Sorting channel id to a cluster
Describe the issue:
Hey, I'm using kilosort4 , and I was wondering how to generate a Cluster table where I can map the clusters to a specific channel since I could not find a file that contains this type of data sorting.
Thank in advance
Hello,
You can see example code for this here, in the "Plot the results" section: https://kilosort.readthedocs.io/en/latest/tutorials/basic_example.html
import numpy as np
import pandas as pd
from pathlib import Path
results_dir = Path(settings['data_dir']).joinpath('kilosort4')
ops = np.load(results_dir / 'ops.npy', allow_pickle=True).item()
camps = pd.read_csv(results_dir / 'cluster_Amplitude.tsv', sep='\t')['Amplitude'].values
contam_pct = pd.read_csv(results_dir / 'cluster_ContamPct.tsv', sep='\t')['ContamPct'].values
chan_map = np.load(results_dir / 'channel_map.npy')
templates = np.load(results_dir / 'templates.npy')
chan_best = (templates**2).sum(axis=1).argmax(axis=-1)
chan_best = chan_map[chan_best]
amplitudes = np.load(results_dir / 'amplitudes.npy')
st = np.load(results_dir / 'spike_times.npy')
clu = np.load(results_dir / 'spike_clusters.npy')
firing_rates = np.unique(clu, return_counts=True)[1] * 30000 / st.max()
dshift = ops['dshift']
Specifically, the size of chan_best is equal to the number of clusters, and each value is the channel with the highest amplitude for the matched template. I.e. chan_best[0] would be the highest amplitude channel for cluster id 0.
@jacobpennington
Hey Jacob, thank you for your reply!
the code you provided doesn't return what we initially wanted - as Ghattas mention above, we want to generate a table that will include all the relevant information for a specific cluster. Specifically we want to match each cluster to its channel. we are thinking about a table that will look like the "ClusterView" on the Phy's TemplateGUI (we couldn't find an Export button in the GUI).
Do you have any other suggestions for us? Thanks again for your reply! :)
Hello @LiorDor1
Most of this is already done in that snippet I shared, you just have to combine the variables into a table if that's what you want. This will do the columns shown in your screenshot, for example (except sh, I'm not familiar with that one):
from pathlib import Path
import numpy as np
import pandas as pd
from kilosort.io import load_ops
results_dir = Path('C:/users/jacob/.kilosort/.test_data/kilosort4')

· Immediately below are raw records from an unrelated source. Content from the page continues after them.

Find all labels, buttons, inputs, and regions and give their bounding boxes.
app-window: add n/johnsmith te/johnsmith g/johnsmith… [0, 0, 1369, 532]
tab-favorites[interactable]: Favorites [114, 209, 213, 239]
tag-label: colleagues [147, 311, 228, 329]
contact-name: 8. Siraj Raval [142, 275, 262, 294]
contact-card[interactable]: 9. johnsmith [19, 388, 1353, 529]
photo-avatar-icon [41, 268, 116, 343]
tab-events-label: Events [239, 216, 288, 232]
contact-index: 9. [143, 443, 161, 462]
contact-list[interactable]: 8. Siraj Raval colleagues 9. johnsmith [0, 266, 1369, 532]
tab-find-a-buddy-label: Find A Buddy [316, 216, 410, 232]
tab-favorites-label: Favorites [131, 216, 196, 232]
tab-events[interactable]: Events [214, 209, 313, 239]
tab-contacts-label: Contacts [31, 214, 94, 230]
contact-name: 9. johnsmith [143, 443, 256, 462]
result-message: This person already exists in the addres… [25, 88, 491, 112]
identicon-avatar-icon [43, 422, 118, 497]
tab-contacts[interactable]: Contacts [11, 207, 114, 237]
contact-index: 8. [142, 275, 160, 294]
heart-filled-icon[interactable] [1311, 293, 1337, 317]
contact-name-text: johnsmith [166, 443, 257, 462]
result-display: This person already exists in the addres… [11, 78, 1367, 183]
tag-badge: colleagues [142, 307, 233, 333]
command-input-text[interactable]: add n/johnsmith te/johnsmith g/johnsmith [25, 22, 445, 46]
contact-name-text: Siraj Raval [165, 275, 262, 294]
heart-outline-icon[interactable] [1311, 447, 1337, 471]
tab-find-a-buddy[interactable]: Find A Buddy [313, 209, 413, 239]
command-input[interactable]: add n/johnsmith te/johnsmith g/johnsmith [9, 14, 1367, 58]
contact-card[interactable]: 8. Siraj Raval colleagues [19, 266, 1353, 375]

ops = load_ops(results_dir / 'ops.npy')
fs = ops['fs']
chan_map = np.load(results_dir / 'channel_map.npy')
templates = np.load(results_dir / 'templates.npy')
chan_best = (templates**2).sum(axis=1).argmax(axis=-1)
chan_best = chan_map[chan_best]
template_amplitudes = ((templates**2).sum(axis=(-2,-1))**0.5)
st = np.load(results_dir / 'spike_times.npy')
clu = np.load(results_dir / 'spike_clusters.npy')
pos = np.load(results_dir / 'spike_positions.npy')
cluster_ids = np.unique(clu)
spike_counts = np.unique(clu, return_counts=True)[1]
firing_rates = spike_counts * fs / st.max()
depth = np.empty_like(cluster_ids)
for i in cluster_ids:
spike_mask = (clu == i)
depth[i] = pos[spike_mask,1].mean()
pd.DataFrame.from_dict({
'cluster': cluster_ids, 'chan': chan_best, 'depth': depth, 'fr': firing_rates,
'amp': template_amplitudes, 'n_spikes': spike_counts
}).set_index('cluster')
Most variables are organized by either cluster id or spikes. If it's the former, you shouldn't have to do much. For the latter, you can add steps to the loop for depth.